It’s always a good idea to protect yourself from all sorts of possible malicious attempts by users (or even mistakes by misinformed users). Here we look at taking a string of text (a filename) containing characters that are generally speaking unsafe.
Here’s a simple way to clean-up filenames (or other text input) using PHP – leaving only alphanumeric characters, dashes, underscores, and periods. I’m not great with regular expressions, but it seems one should be able to use preg_replace() to replace every character that’s *not* within a defined range… but that’s not really the case
I don’t want to assume too much, but it seems like /(![[:alnum:]_.-]*)/
should match all the baddies in the string. It doesn’t. The solution, rather, is to find all the baddies by replacing all the OK characters into a temporary variable that can be used to strip them from your string.
$fname="Filename 123;".'"'."lal[a]*(/.jpg"; //yikes!
$replace=""; //what you want to replace the bad characters with
$pattern="/([[:alnum:]_.-]*)/"; //basically all the filename-safe characters
$bad_chars=preg_replace($pattern,$replace,$fname); //leaves only the "bad" characters
$bad_arr=str_split($bad_chars); //split them up into an array for the str_replace() func.

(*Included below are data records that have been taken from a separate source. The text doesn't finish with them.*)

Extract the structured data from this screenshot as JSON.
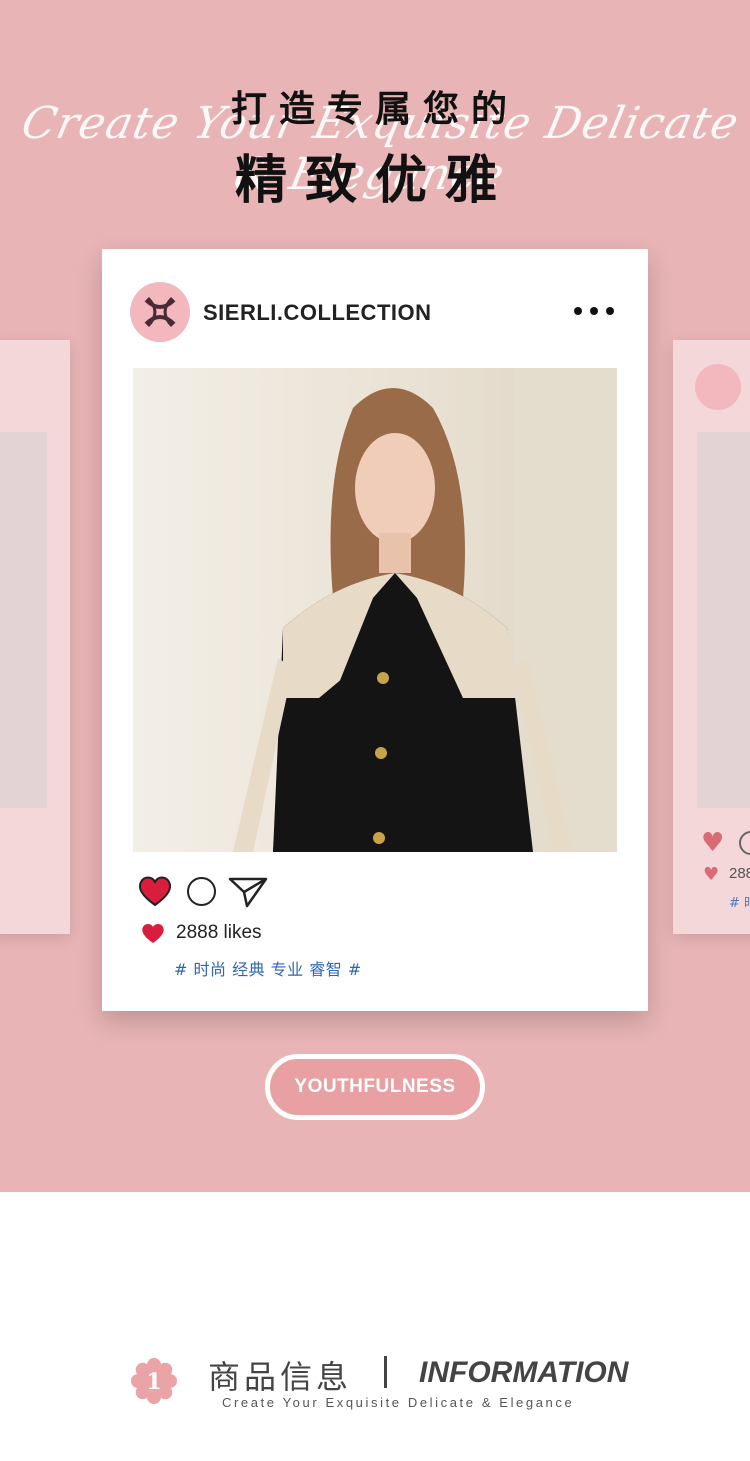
{
  "hero": {
    "script_text": "Create Your Exquisite Delicate & Elegance",
    "title_line1": "打造专属您的",
    "title_line2": "精致优雅",
    "bg_color": "#e8b4b5"
  },
  "post": {
    "account_name": "SIERLI.COLLECTION",
    "logo_icon": "sierli-monogram-icon",
    "more_icon": "more-dots-icon",
    "likes_text": "2888 likes",
    "tags": "# 时尚 经典 专业 睿智 #",
    "actions": [
      "heart-icon",
      "comment-icon",
      "share-icon"
    ]
  },
  "side_card_right": {
    "likes_text": "288",
    "tag": "# 时"
  },
  "badge": {
    "label": "YOUTHFULNESS"
  },
  "section": {
    "number": "1",
    "title_cn": "商品信息",
    "title_en": "INFORMATION",
    "subtitle": "Create Your Exquisite Delicate & Elegance"
  },
  "colors": {
    "accent_pink": "#e8b4b5",
    "heart_red": "#d81e3c",
    "tag_blue": "#2f67b2"
  }
}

$fname=str_replace($bad_arr,$replace,$fname); replace all instances of the bad chars with the replacement
echo $fname; //just echo the name for your satisfaction
Or just simply
$fname="Filename 123;".'"'."lal[a]*(/.jpg";
$replace="_";
$pattern="/([[:alnum:]_.-]*)/";
$fname=str_replace(str_split(preg_replace($pattern,$replace,$fname)),$replace,$fname);
Conclusion:
Though it might not seem like a big deal to replace spaces and the like with underscores, consider the possibility of a user injecting code and commands, that when the string is used in the right context, can compromise your site and its data:
$fname="' OR super_top_secret=1;";
$result=mysql_query("SELECT * FROM files where fname='$fname' LIMIT 1");
And with that a malicious filename allows all of our top secret files to be visible when it should have only been just one. Granted, we should escape anything that goes into the DB query, but as far as I know, it is possible to upload a file with that exact name (or change the name if the online app allows it). So for now, we’ll just restrict it to only characters that play nice with the web server.